Mais à la place, je vais vous parler d’un jeu assez médiocre. Un jeu à licence sorti sur Playstation pour capitaliser sur le succès d'une duologie de film qui, elle aussi, aura bercé mon enfance : Le Roi Lion. J’étais, et je suis toujours d’ailleurs, un grand fan du Roi Lion. Mais ce n’est que récemment, au-delà des pitreries de Timon et Pumba et des musiques enivrantes (dont l’une gagnera un Oscar en 1994), que j’ai saisi toute la profondeur du film.
Le Roi Lion : La Grande Aventure de Simba reprend donc dans les grandes lignes les péripéties de ce dernier dans un jeu de plateforme mal inspiré de Crash Bandicoot. Et si vous vous rappelez de ce jeu, c’est bien normal. Car c’est lui qui, il y a une dizaine d'années, a été catégorisé comme “jeu à patoune” chez Joueur du Grenier. Et c’est malheureusement tout ce que l’on peut en retenir, ou presque. Ce presque prend la forme de mini-jeux d’une inspiration débordante comme un Memory, ou bien comme le mini-jeu des poissons de Jak and Daxter : The Precursor Legacy, mais en moins bien, et où les poissons sont des insectes.
Mais il y a aussi un jeu de Kung-fu avec Rafiki où le but est simple : frapper les Hyènes avant qu’elles ne nous frappent. Sans trop savoir pourquoi, je trouvais que ce jeu était le plus sympa à faire. Mais c’était aussi l’un des plus pénibles à déverrouiller puisqu’il fallait aller assez loin dans l’aventure pour le débloquer. Fort heureusement, le jeu est très court -à peine deux heures- mais pour le Florian qui ne savait pas comment fonctionnaient les cartes mémoires de l’époque, c’était à chaque fois le même recommencement. Mais la récompense était belle pour lui puisqu’il pouvait jouer à son mini-jeu préféré et écouter sa musique préférée.

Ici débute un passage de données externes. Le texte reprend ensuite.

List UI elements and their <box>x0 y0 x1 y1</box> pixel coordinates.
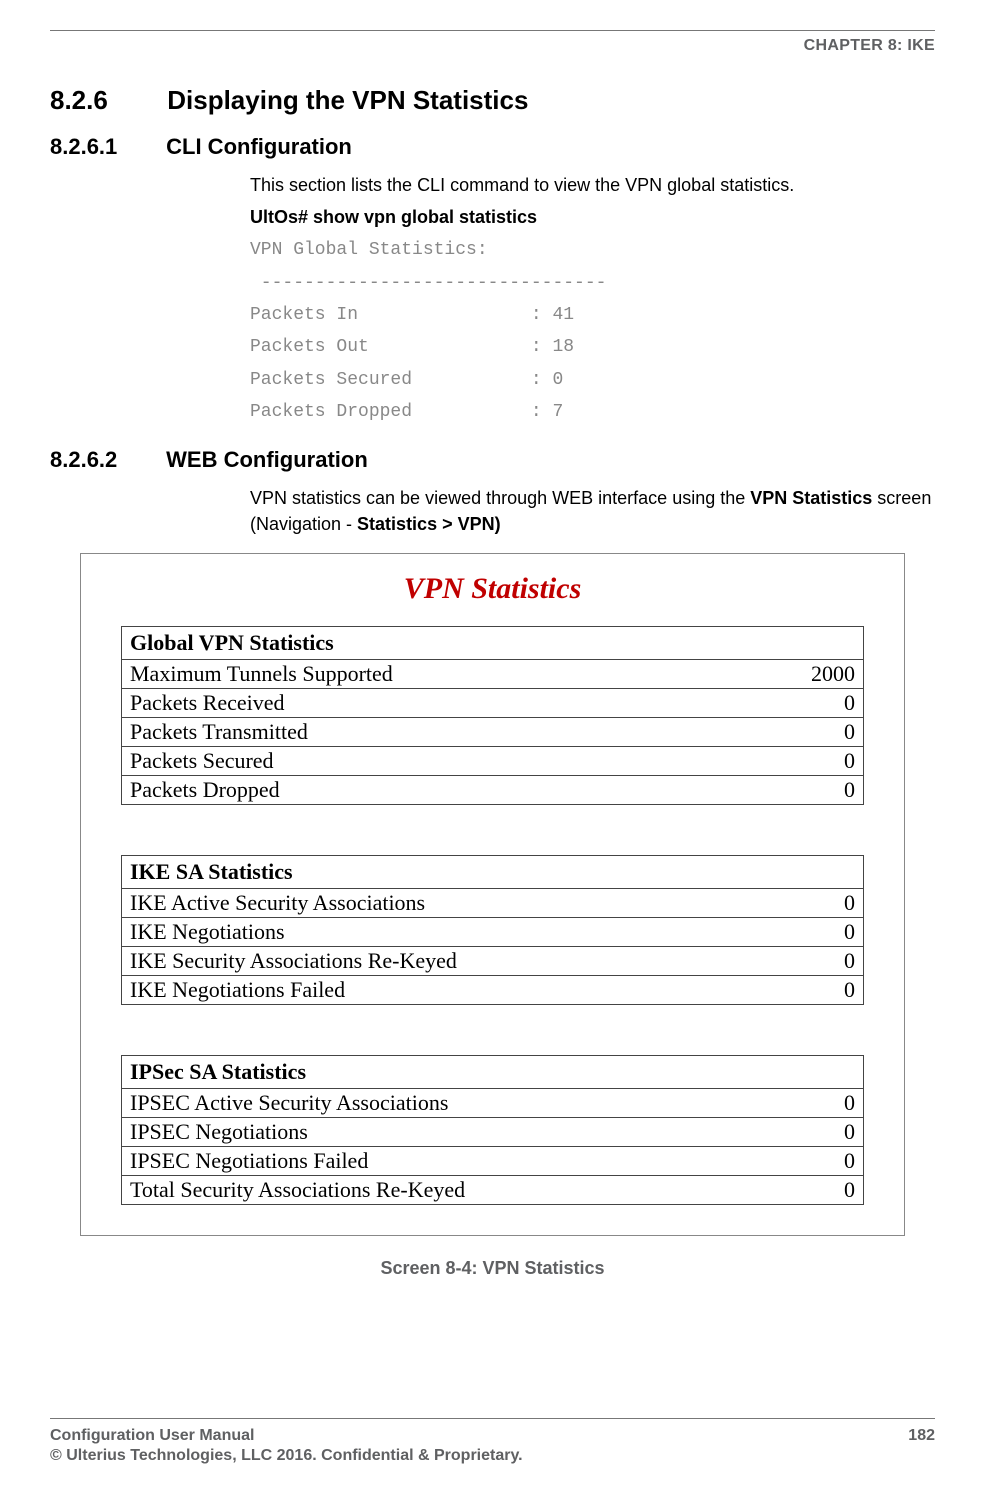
footer-page-number: 182 <box>908 1427 935 1445</box>
table-row: IPSEC Negotiations 0 <box>122 1118 863 1147</box>
table-row: Packets Dropped 0 <box>122 776 863 804</box>
cli-output: VPN Global Statistics: -----------------… <box>250 234 935 428</box>
stat-value: 2000 <box>811 661 855 687</box>
stat-label: IKE Security Associations Re-Keyed <box>130 948 457 974</box>
table-row: IKE Negotiations 0 <box>122 918 863 947</box>
section-number: 8.2.6 <box>50 85 160 116</box>
page-footer: Configuration User Manual 182 © Ulterius… <box>50 1418 935 1465</box>
table-row: Packets Received 0 <box>122 689 863 718</box>
table-row: Total Security Associations Re-Keyed 0 <box>122 1176 863 1204</box>
footer-manual-title: Configuration User Manual <box>50 1427 254 1445</box>
stat-label: IPSEC Negotiations Failed <box>130 1148 368 1174</box>
stat-value: 0 <box>844 1148 855 1174</box>
stat-label: Packets Secured <box>130 748 274 774</box>
stat-value: 0 <box>844 719 855 745</box>
stat-value: 0 <box>844 890 855 916</box>
vpn-statistics-figure: VPN Statistics Global VPN Statistics Max… <box>80 553 905 1236</box>
web-para-pre: VPN statistics can be viewed through WEB… <box>250 488 750 508</box>
stat-label: Total Security Associations Re-Keyed <box>130 1177 465 1203</box>
table-row: Maximum Tunnels Supported 2000 <box>122 660 863 689</box>
subsection-1-heading: 8.2.6.1 CLI Configuration <box>50 134 935 160</box>
stat-label: IKE Active Security Associations <box>130 890 425 916</box>
footer-copyright: © Ulterius Technologies, LLC 2016. Confi… <box>50 1447 935 1465</box>
stat-value: 0 <box>844 748 855 774</box>
stat-value: 0 <box>844 1119 855 1145</box>
table-row: Packets Transmitted 0 <box>122 718 863 747</box>
table-row: IKE Security Associations Re-Keyed 0 <box>122 947 863 976</box>
stat-label: IPSEC Negotiations <box>130 1119 308 1145</box>
subsection-2-number: 8.2.6.2 <box>50 447 160 473</box>
ipsec-sa-statistics-block: IPSec SA Statistics IPSEC Active Securit… <box>121 1055 864 1205</box>
table-row: Packets Secured 0 <box>122 747 863 776</box>
stat-value: 0 <box>844 1090 855 1116</box>
stat-label: IPSEC Active Security Associations <box>130 1090 448 1116</box>
block-header: Global VPN Statistics <box>122 627 863 660</box>
stat-value: 0 <box>844 1177 855 1203</box>
table-row: IPSEC Active Security Associations 0 <box>122 1089 863 1118</box>
table-row: IKE Negotiations Failed 0 <box>122 976 863 1004</box>
stat-value: 0 <box>844 977 855 1003</box>
subsection-2-title: WEB Configuration <box>166 447 368 472</box>
chapter-header: CHAPTER 8: IKE <box>50 37 935 55</box>
section-title: Displaying the VPN Statistics <box>167 85 528 115</box>
web-paragraph: VPN statistics can be viewed through WEB… <box>250 485 935 537</box>
stat-label: Packets Dropped <box>130 777 280 803</box>
stat-label: Packets Received <box>130 690 285 716</box>
stat-value: 0 <box>844 948 855 974</box>
stat-value: 0 <box>844 777 855 803</box>
subsection-1-number: 8.2.6.1 <box>50 134 160 160</box>
block-header: IKE SA Statistics <box>122 856 863 889</box>
table-row: IPSEC Negotiations Failed 0 <box>122 1147 863 1176</box>
stat-value: 0 <box>844 690 855 716</box>
footer-rule <box>50 1418 935 1419</box>
subsection-1-title: CLI Configuration <box>166 134 352 159</box>
stat-label: Maximum Tunnels Supported <box>130 661 393 687</box>
stat-label: IKE Negotiations <box>130 919 285 945</box>
global-vpn-statistics-block: Global VPN Statistics Maximum Tunnels Su… <box>121 626 864 805</box>
web-para-bold1: VPN Statistics <box>750 488 872 508</box>
web-para-bold2: Statistics > VPN) <box>357 514 501 534</box>
stat-label: Packets Transmitted <box>130 719 308 745</box>
stat-label: IKE Negotiations Failed <box>130 977 345 1003</box>
figure-caption: Screen 8-4: VPN Statistics <box>50 1258 935 1279</box>
table-row: IKE Active Security Associations 0 <box>122 889 863 918</box>
figure-title: VPN Statistics <box>121 572 864 606</box>
stat-value: 0 <box>844 919 855 945</box>
subsection-2-heading: 8.2.6.2 WEB Configuration <box>50 447 935 473</box>
top-rule <box>50 30 935 31</box>
ike-sa-statistics-block: IKE SA Statistics IKE Active Security As… <box>121 855 864 1005</box>
section-heading: 8.2.6 Displaying the VPN Statistics <box>50 85 935 116</box>
cli-intro-text: This section lists the CLI command to vi… <box>250 172 935 198</box>
block-header: IPSec SA Statistics <box>122 1056 863 1089</box>
cli-command: UltOs# show vpn global statistics <box>250 204 935 230</box>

Car je pense qu’il s’agit d’un de mes premiers coups de cœur musicaux dans le jeu vidéo (avec Palm Bay Heights de Burnout 2). Objectivement un très mauvais choix puisqu’il ne s’agit que d’une boucle de dix secondes qui est en réalité la reprise de celle du menu du jeu !! À un détail près : les voix étaient moins présentes. Et je pense, sans trop dire de bêtises, que c’était le seul endroit où il était possible d’écouter cette version. Jusqu’à ce que Rafiki lance des “Yahahaha” ou des “Ouuuuyyaaahh!!” à peine, à peine, exagérés.
Il n’y a pas à dire : Burnout 2, c’était quand même mieux.